Friday, January 02, 2009

PInter Bitter

Pinter bitter
We remember Harold Pinter as a brilliant writer of dialogue. But as a political agitator he was sometimes tone-deaf

o Ian Williams
o guardian.co.uk, Friday 26 December 2008 19.00 GMT

Harold Pinter, playwright and militant pacifist, was a vivid testimony as to why poets should indeed remain unacknowledged as legislators of the world. Epitaphed everywhere as the playwright of pauses and silences, like many pacifists he remained noisily silent about what should happen in the real world.

For example, one would expect the author of Mountain Language, on the repression of the Kurds, to show similar empathy towards the Kosovars, a small mountain people whom Milosevic was expelling, to have offered some constructive alternatives to Nato action, even if he quite rightly opposed Bill Clinton's chosen method of high-level bombing. His pacifism inhibited him from advocating the one method that actually worked – the threat of a ground invasion, which eventually led to Milosevic running up the white flag immediately.
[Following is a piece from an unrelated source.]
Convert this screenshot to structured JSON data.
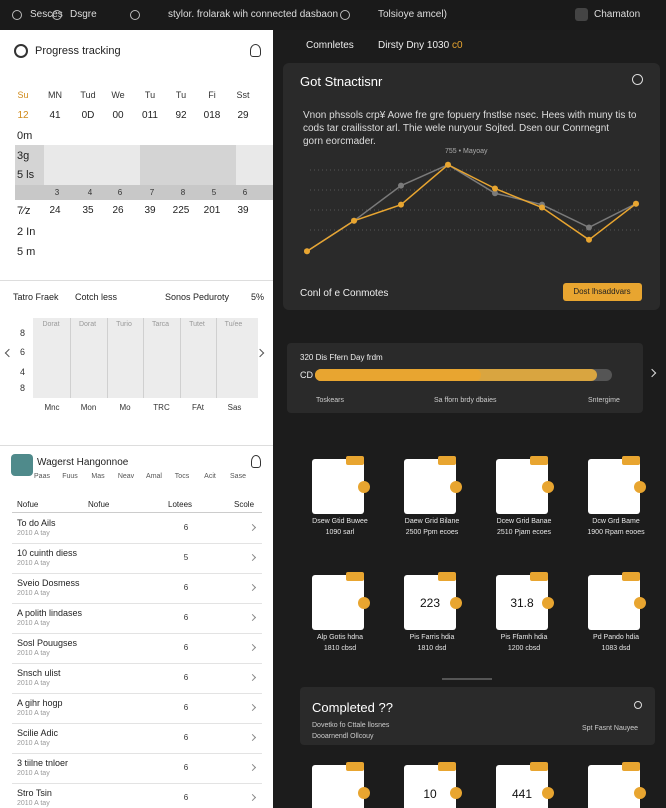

Pinter's intemperate attacks on the Western European countries that decided on action to protect the Kosovars made him seem an ally of the murderous tyrant in Belgrade – an impression he gave even more substance when he joined the "International Committee to Defend Slobodan Milosevic", as the Serb leader, overthrown by his own people, awaited trial in The Hague. That did not sit well with his declaration in his earlier letter to the Guardian that "Milosevic is undoubtedly ruthless and savage." Indeed, even as Pinter passed away, a Serb court was trying Serb militiamen for their part in murdering a Kosovar family.

It is the traditional poetic pacifist dilemma, highly visible in Nicholson Baker's Human Smoke, which implies blame for the second world war and the Holocaust on the warmongers Roosevelt and Churchill while in some measure exonerating those more directly responsible. Orwell said of Gandhi that he did "did not take the sterile and dishonest line of pretending that in every war both sides are exactly the same and it makes no difference who wins."

But, as Orwell also pointed out, all too often Manichaean pacifists assume reflexively that their own governments are worse than those their opponents'. "Pacifist propaganda usually boils down to saying that one side is as bad as the other, but if one looks closely at the writings of younger intellectual pacifists, one finds that they do not by any means express impartial disapproval, but are directed almost entirely against Britain and the United States."

However, that is not to detract from Pinter's dramatic achievements, merely to separate his direct political pronouncements from his playwrighting, which was all the better for being more subtly imbued with his political sensibilities. Indeed, he was quite right in his overall assessment of Clinton and Blair, and indeed the broad parameters of US policy. But the Kosovars whom he claimed would suffer "disastrous consequences" from Nato's actions now understandably name streets and buildings after Clinton and Blair, not Pinter and Milosevic

If he had put the subtle pauses and timing in his political pronouncements that he did in his plays, it would have been a considerable step forward.